We're watching the weather tonight and overnight mainly because of a low pressure system spinning just to our south and a warm front lifting to the north. First of all, I want to stress we are dealing with a very marginal severe threat. Looking at data tonight - the best chance for any severe weather will be south of Montgomery and actually closer to the Florida panhandle. The Storm Prediction Center is monitoring that part of the state right now.
This setup is essentially a high shear and low instability type event. It's similar to what you see with landfalling tropical systems. You see mostly rain, very few thunderstorms, and a few isolated weaker tornadoes.

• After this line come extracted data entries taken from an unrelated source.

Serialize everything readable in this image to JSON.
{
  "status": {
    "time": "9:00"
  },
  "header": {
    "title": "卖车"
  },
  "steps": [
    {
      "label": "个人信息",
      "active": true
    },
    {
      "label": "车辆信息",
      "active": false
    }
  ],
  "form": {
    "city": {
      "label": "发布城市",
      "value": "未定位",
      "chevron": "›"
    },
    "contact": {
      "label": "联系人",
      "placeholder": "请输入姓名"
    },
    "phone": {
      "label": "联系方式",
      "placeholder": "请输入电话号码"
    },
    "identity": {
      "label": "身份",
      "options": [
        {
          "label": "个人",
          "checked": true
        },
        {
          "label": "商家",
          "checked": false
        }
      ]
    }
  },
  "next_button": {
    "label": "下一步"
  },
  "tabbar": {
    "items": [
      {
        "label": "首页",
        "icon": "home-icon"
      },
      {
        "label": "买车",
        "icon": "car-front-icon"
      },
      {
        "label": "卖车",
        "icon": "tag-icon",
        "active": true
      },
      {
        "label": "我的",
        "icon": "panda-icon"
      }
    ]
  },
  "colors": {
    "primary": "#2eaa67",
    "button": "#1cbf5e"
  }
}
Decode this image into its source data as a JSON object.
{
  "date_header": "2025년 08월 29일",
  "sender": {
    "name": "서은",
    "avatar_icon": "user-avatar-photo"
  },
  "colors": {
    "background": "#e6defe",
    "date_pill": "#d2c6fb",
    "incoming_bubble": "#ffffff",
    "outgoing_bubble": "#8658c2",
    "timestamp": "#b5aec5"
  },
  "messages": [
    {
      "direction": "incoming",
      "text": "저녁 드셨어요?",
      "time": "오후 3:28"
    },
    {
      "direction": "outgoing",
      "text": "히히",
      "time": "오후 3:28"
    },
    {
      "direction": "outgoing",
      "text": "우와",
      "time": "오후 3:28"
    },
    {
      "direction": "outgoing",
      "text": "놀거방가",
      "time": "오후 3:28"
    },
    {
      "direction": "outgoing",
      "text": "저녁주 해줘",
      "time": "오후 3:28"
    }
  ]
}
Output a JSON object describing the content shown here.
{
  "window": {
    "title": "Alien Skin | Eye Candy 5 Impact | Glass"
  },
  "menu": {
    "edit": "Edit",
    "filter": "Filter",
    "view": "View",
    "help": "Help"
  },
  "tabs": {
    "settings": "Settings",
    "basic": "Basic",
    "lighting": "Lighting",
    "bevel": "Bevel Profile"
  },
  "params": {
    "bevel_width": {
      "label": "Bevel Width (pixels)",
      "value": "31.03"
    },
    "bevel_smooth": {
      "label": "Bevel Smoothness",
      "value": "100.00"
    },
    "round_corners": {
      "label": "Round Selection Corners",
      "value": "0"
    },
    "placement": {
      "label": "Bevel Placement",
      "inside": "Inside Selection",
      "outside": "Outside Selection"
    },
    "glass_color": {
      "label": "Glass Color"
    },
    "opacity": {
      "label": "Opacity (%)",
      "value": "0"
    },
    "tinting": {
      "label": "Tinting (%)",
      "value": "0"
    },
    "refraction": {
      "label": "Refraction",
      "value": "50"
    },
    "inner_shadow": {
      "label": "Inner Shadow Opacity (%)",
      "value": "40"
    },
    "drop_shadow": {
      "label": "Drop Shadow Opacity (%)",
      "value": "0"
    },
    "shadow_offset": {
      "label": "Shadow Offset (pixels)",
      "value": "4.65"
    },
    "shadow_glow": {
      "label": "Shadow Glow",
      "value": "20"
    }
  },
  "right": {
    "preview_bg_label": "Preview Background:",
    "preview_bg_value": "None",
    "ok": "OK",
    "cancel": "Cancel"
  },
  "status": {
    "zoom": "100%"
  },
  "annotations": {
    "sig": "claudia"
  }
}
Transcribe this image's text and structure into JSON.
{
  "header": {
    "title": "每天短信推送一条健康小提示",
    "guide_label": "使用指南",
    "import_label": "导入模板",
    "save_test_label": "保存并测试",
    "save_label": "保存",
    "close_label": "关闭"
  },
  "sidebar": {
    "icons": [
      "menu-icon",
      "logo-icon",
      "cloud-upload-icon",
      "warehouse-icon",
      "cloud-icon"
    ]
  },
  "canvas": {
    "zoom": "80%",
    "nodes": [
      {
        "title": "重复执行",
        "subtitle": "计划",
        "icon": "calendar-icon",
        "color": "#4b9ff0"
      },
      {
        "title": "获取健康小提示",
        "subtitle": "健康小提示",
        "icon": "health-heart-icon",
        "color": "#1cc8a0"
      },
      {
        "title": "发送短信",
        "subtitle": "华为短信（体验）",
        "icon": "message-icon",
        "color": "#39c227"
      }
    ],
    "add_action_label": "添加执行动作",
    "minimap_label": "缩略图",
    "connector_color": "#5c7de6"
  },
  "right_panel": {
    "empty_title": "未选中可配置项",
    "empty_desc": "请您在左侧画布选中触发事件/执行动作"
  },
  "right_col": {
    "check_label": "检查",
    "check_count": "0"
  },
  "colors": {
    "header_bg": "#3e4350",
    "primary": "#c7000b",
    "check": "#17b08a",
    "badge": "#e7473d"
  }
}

We are severely lacking instability one of the key ingredients for severe weather. If you haven't noticed - it's a bit cool tonight. The air doesn't have that warm and muggy feeling we so often associate with severe weather. However, the shear and helicity values are impressive across the southwestern portion of the state. I would not be surprised to see a watch issued to cover the southern half of the state overnight.
Here are my thoughts for tonight and overnight: The tornado threat will remain mainly in South Alabama. We might realize a 2-5% risk of an isolated weak spin-up E0-EF1 tornado in areas south of I-20 through the overnight and early morning hours. This system is largely a rain event.
Monday's Concern: We will have to watch the evolution of this system during the day on Monday. The primary threat will be heavy rain, isolated thunderstorms, and again isolated tornadoes. My concern Monday will be increasing instability as we heat up during the afternoon. The best threat (and it's a fairly small one) for tornadic developing would be East of I-65 during the afternoon. Again - this is something we'll have to monitor. The entire system looks to be a lower end severe threat.
Call to Action: As always - make sure you have your weather radio or smartphone/mobile device nearby just in case tonight through tomorrow afternoon. While the severe weather threat is low - it's not completely out of the question.
As always Fox 6 will monitor weather tonight and provide updates on-air if necessary.